1. Understand Your Data

  • Visualize Data: Plot your IMU sensor data to visually inspect for any obvious outliers. Tools like Matplotlib or Seaborn in Python can be useful for this purpose. For this purpose, you can use SensiML Python SDK to access segments of your data, and explore your data using well-known libraries.
  • Statistical Summary: Calculate statistical measures (mean, median, standard deviation) to get an understanding of the data distribution. Usually values that are far from average within a specific threshold defined by factors of standard deviation can be considered as outliers or be studied in more details to find the cause of their high variation.
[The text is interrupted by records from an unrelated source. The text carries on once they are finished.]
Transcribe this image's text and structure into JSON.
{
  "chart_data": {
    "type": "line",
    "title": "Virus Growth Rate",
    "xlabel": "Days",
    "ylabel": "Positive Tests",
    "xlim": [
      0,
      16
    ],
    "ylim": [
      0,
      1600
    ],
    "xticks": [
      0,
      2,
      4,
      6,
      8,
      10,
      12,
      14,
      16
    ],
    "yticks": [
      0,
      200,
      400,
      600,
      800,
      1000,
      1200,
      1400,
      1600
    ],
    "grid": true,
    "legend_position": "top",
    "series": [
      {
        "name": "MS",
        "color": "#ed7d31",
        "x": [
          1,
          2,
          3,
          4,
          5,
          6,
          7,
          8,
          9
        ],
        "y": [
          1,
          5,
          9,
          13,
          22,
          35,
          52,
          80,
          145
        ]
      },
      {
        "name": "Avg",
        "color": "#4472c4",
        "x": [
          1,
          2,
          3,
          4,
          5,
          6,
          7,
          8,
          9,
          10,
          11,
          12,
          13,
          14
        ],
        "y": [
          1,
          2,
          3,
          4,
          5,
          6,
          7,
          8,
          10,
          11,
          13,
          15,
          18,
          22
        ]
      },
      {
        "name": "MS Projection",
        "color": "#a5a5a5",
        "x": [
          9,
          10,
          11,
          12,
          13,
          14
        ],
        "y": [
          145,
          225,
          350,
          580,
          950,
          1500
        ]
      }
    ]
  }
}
2. Define What Constitutes an Outlier

  • Domain Knowledge: Use your knowledge of the application to define thresholds for what values are considered normal and what values are outliers.
  • Statistical Methods: Use statistical techniques such as Z-score or IQR (Interquartile Range) to identify outliers.

How to remove outliers in the Piccolo AI pipeline

This is the guide on how to remove outliers from your IMU sensor data when building your model using the SensiML model builder.

1- In the Feature Extraction block of your pipeline click on a “+” sign and select an “Outlier Filter” block.

2- Define one or more outlier filers. The objective here is to define these filters to to remove as much as unwanted data possible prior to start the modeling process. Therefore, any prior data exploration and insight might be very helpful at this stage. Here is the list of all offered filters:

Untitled

  • Local Outlier Factor Filtering: The local outlier factor (LOF) to measure the local deviation of a given data point with respect
    to its neighbors by comparing their local density.

    The LOF algorithm is an unsupervised outlier detection method which computes the local density deviation of a given data point with respect to its neighbors. It considers as outlier samples
    that have a substantially lower density than their neighbors.

  • Zscore Filter: A z-score filter is a way to standardize feature vectors by transforming each
    feature in the vector to have a mean of zero and a standard deviation of one. The z-score, or standard score, is a measure of how many standard deviations a data point is from the mean of the distribution. This features that have z-score outside of a cutoff threshold are removed.

  • Sigma Outliers Filtering: A sigma outlier filter algorithm is a technique used to identify and remove outliers from feature vectors based on their deviation from the mean. In this algorithm, an outlier is defined as a data point that falls outside a certain number of standard deviations (sigma) from the mean of the distribution.

  • One Class SVM filtering: An Unsupervised Outlier Detection to estimate the support of a high-dimensional distribution. The implementation is based on libsvm.

  • Robust Covariance Filtering: An Unsupervised Outlier Detection for detecting outliers in a Gaussian distributed dataset.

  • Isolated Forest Filtering: Isolation Forest Algorithm returns the anomaly score of each sample using the Isolation Forest algorithm. The “Isolation Forest” isolates observations by randomly selecting a feature and then randomly selecting a split value between the maximum and minimum values of the selected feature.